Fenerbahçe'deki ikinci Ersun Yanal dönemini hiçbir söz daha güzel
anlatamazdı. Hayaller kuruldu. Dili anlaşılmayan birçok duaya amin
dendi. Beklenti ateşine sürekli benzin döküldü ve o beklenti her
gün kendi katsayılarıyla çarpıldı. Ama matematik bir yerde takıldı.
Çünkü işlem en baştan yanlıştı. İşlem yanlış olunca sonuç da yanlış
oldu. Önce umut sönmeye başladı, pembe sisler dağılınca ertelenen
gerçeklerle yüzleşildi. Hayaller öldü yani. Ardından Ersun Yanal'ın
Fenerbahçe hikayesi son erdi.
Aslında Fenerbahçe'nin son iki yılı bile kitap olabilecek ilginç
bir hikaye. Her şey çok basit görünüyordu halbuki. 20 yıl başkanlık
yapan Aziz Yıldırım gidecekti, kulüp üzerindeki ölü toprağını
atacaktı ve sayın Ali Koç'un başkan olmasıyla beraber
kurumsallaşacak Fenerbahçe, bir dünya kulübüne dönüşecekti. Değil
mi? Böyle değil miydi büyük plan?
Normalde konuları kronolojik olarak ele alır ve analiz ederim.
Bu sefer kitabı tam ortadan açalım.

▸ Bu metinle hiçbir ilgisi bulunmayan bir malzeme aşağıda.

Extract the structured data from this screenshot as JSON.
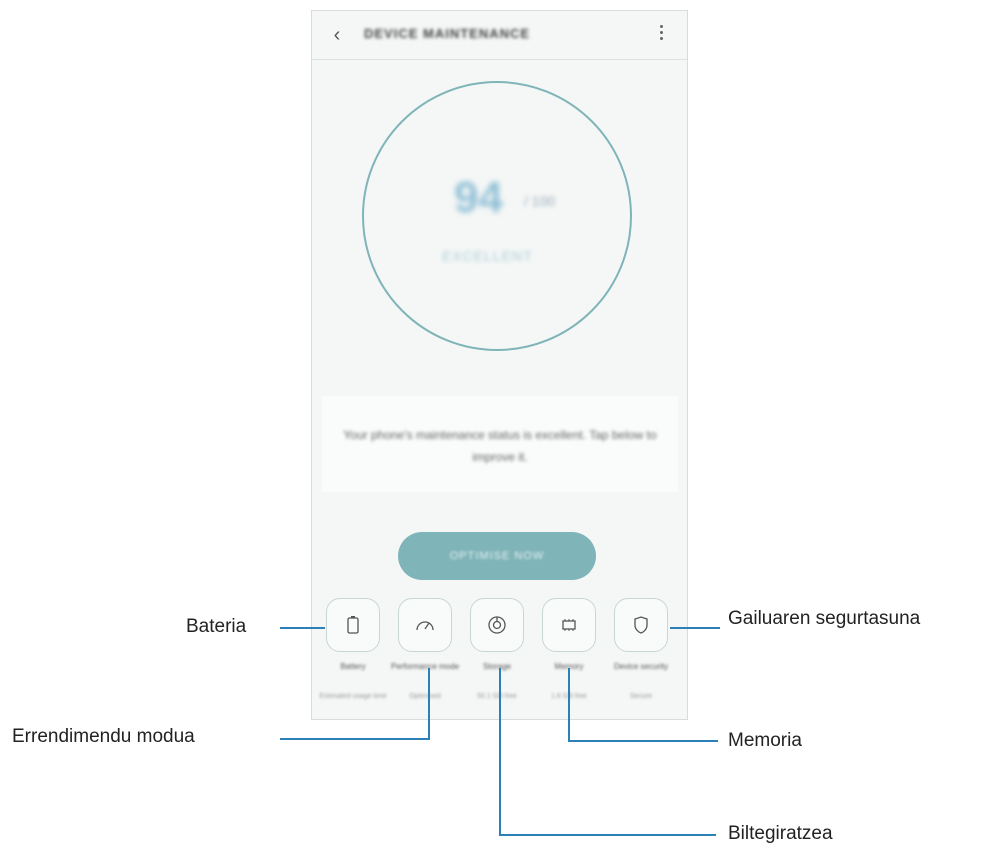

Konuyu ve durumu çok basit
düşünelim.
14 Aralık 2018 tarihinde Fenerbahçe'de ikinci Ersun Yanal dönemi
başlamıştı. Çünkü sezona Phillip Cocu ile başlandı. Neden?

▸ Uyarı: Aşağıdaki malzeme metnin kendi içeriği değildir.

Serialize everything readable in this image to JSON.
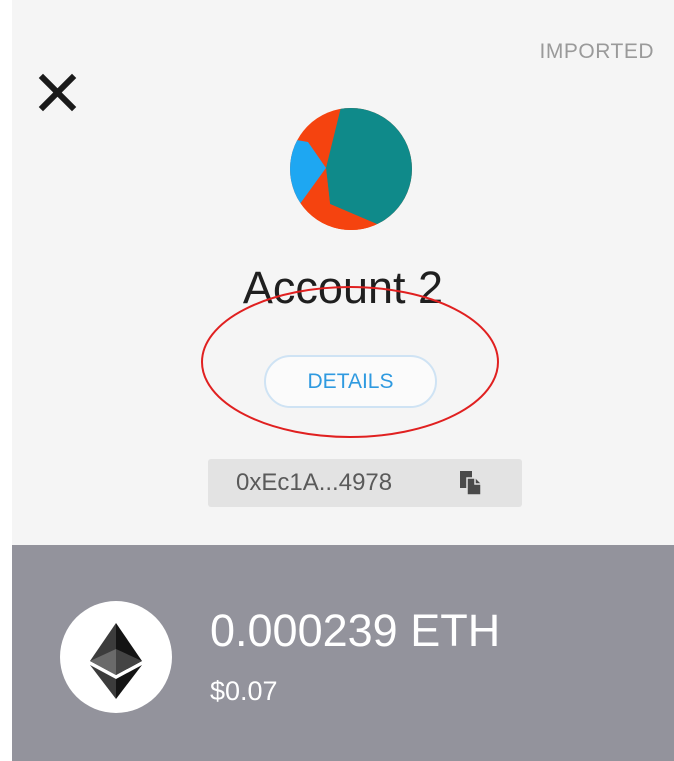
{
  "header": {
    "account_type_badge": "IMPORTED",
    "close_icon": "close-icon"
  },
  "account": {
    "name": "Account 2",
    "identicon": "jazzicon-avatar",
    "details_label": "DETAILS",
    "address_short": "0xEc1A...4978",
    "copy_icon": "copy-icon"
  },
  "balance": {
    "token_icon": "ethereum-logo-icon",
    "amount": "0.000239 ETH",
    "fiat": "$0.07"
  },
  "colors": {
    "panel_bg": "#f5f5f5",
    "balance_bg": "#93939c",
    "details_text": "#2f9ae0",
    "annotation_circle": "#e02020",
    "identicon_teal": "#0f8a8a",
    "identicon_orange": "#f5430f",
    "identicon_blue": "#1ea7f2"
  }
}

Milyonlarca Fenerbahçeli, Aziz Yıldırım'ın son yılında bile 1 yıl
boyunca “Er-sun Ya-nal” diye bağırırken neden Phillip Cocu ile
anlaşılmıştı? Çünkü Ali Koç'a Ersun Yanal sorulduğunda “Siz
benim vizyonumu anlamamışsınız” diye cevap vermişti. Yani ya Ersun
Yanal hiç gelmemeliydi Fenerbahçe'nin başına ya da 2018 yazında her
şeyin başında gelmeliydi. Kötü gidişin ve krizin tam ortasında bir
“kurtarıcı” olarak getirildi ki bu bizim milletimizin en kötü
alışkanlığı olduğunu düşünüyorum. Biri gelecek ve her şey düzelecek
mantığı. Tamamen gerçek dışı, irrasyonel bir yaklaşım. Tıpkı tüm
felaketlerden yine tek bir 'günah keçisi'ni sorumlu tutma zihniyeti
gibi.
Ersun Yanal, 15 aylık ikinci Fenerbahçe serüveninde 3 transfer
dönemi gördü. Şaka değil. Ali Koç ve Damien Comolli iş birliğinin
transferde hatalar zincirine birkaç halka da Ersun Yanal eklemedi
değil. Fenerbahçe'ye son 1,5 yılda gelen giden oyuncu sayısına
bakın, gerçekten çok ciddi bir sirkülasyon. Doğru transfer
diyebileceğiniz, “Evet, bunu transfer ettik” diye övünebileceğiniz
bir oyuncu yok gerçek manada. Beşiktaş'ta 4 sene oynayıp bir türlü
ilk 11 oyuncusuna dönüşemeyen Tolgay Arslan mı yoksa Galatsaray'ın
resmen kurtulduğu Serdar Aziz mi Fenerbahçe'de fark yaratacaktı?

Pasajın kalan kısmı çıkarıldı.